Apple and Google’s support of Contact Tracing apps is a paradigm shift for State surveillance

TL;DR I’m not arguing against contact tracing apps; I’m critical of Apple and Google’s approach.

In the past months our Iphones and Androids received operating systems updates, a joint effort by the two companies to help in the fight against COVID-19. The updates introduced new operating system functions for applications (APIs Application Programming Interfaces) to enable Contact Tracing apps developed by national health authorities. Without this update, Tracing Apps can’t work properly, mainly due to bluetooth power management by iphones.

When an iphone’s screen is off, it detects bluetooth beacons but does not emit them. It’s mute but not deaf. So, when an android meets a ‘mute’ Iphone, it cannot detect the contact. In a nutshell, Apple’s and Google’s APIs allow for a different management of the iphone’s Bluetooth to enable mutual detection of the contact also when the iphone’s screen is off.

The companies have decided that this functionality is reserved exclusively for States’ authorities.

This is the critical part: Apple and Google have agreed to provide States with a feature that bypasses the normal operations of the operating system and enables State Apps to do things the rest of developers are vetoed to.

Let’s forget the Covid emergency for a moment and reread the sentence above: functions on our devices that only State authorities can access.

Since this path has been taken, which reserved functions will States ask Google and Apple tomorrow ? Once this path has been taken, is it irrational to think that States will ask similar backdoors for surveillance purposes, obviously keeping them secret ?

Opening the source code of States’ apps won’t help much in inspecting what Apps really do. “Reproducible build” is a technical process to check if a source code corresponds with the Apps we download from the stores. Because of technical reasons, it is not possible to have an independent, byte-for-byte verification of all Apps using State reserved functions: The possibility of democratic oversight is undermined.

We welcome the effort of the duopolistic companies to make a contribution to public health. But this paradigm shift, making some functions reserved only to States’ authorities, is unacceptable. Reserving APIs to States is a paradigm echoing behaviors of totalitarian regimes, even worse of what George Orwell thought of.

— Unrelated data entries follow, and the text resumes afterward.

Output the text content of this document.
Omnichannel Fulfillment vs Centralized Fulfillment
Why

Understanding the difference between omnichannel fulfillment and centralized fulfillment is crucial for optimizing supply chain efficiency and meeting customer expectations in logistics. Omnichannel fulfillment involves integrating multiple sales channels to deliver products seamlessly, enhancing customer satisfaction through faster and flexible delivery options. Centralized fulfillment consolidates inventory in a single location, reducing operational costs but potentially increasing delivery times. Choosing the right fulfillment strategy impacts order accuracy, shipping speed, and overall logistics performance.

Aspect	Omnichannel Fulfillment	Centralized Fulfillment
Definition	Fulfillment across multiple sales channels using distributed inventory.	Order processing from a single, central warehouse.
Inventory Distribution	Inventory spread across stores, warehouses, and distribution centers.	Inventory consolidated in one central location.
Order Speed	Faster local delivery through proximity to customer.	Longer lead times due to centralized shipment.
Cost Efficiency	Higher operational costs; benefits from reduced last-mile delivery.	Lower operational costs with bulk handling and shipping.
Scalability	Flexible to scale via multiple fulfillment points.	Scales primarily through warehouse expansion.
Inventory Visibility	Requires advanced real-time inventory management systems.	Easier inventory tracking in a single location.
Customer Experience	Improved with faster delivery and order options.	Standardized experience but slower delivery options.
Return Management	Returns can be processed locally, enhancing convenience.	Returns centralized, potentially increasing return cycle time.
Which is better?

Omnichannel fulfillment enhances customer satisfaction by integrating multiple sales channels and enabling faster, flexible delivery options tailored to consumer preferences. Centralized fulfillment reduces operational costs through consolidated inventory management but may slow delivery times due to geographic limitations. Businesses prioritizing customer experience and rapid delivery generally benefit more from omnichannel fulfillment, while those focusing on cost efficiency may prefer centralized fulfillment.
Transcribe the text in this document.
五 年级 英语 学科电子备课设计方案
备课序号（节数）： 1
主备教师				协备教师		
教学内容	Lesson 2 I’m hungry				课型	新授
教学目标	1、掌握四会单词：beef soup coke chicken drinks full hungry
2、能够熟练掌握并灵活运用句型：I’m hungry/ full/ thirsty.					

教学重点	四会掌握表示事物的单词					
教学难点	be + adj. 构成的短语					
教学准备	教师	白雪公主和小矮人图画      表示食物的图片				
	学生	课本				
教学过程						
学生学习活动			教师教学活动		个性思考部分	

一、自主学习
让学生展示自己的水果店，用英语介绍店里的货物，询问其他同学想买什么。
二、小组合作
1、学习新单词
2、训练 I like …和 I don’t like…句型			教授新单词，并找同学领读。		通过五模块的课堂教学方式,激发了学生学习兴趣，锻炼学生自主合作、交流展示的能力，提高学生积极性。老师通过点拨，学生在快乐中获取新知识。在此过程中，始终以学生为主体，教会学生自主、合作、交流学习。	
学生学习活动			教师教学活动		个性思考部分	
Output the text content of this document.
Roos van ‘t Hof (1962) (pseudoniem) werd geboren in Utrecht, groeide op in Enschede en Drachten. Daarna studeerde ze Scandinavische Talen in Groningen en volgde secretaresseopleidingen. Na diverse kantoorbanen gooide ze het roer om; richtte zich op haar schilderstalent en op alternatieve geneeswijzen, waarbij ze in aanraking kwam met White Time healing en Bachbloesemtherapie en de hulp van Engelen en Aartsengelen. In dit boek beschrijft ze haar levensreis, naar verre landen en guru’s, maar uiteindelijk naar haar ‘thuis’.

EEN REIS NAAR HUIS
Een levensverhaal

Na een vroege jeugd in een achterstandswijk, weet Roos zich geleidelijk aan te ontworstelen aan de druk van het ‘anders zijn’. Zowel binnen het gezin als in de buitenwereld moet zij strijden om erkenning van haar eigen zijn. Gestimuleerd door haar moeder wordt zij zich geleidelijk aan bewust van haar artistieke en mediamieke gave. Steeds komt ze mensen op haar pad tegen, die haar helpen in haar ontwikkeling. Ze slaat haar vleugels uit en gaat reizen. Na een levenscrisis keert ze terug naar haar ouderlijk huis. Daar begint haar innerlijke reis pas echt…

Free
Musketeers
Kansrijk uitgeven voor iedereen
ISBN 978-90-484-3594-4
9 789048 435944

We should welcome national health authorities who employ all available techniques in order to protect public health. The problem is not them using these APIs: they exist today, even if health authorities don’t use them.

The problem lies upstream; it lies in the concept itself that our devices, the homes of our digital dimension, provide services exclusively accessible to States’ authorities.

A striking difference with what William Pitt, 1st Earl of Chatham, who served as Prime Minister of Great Britain, said in 1763:
“The poorest man may in his cottage bid defiance to all the forces of the crown. It may be frail – its roof may shake – the wind may blow through it – the storm may enter – the rain may enter – but the King of England cannot enter.”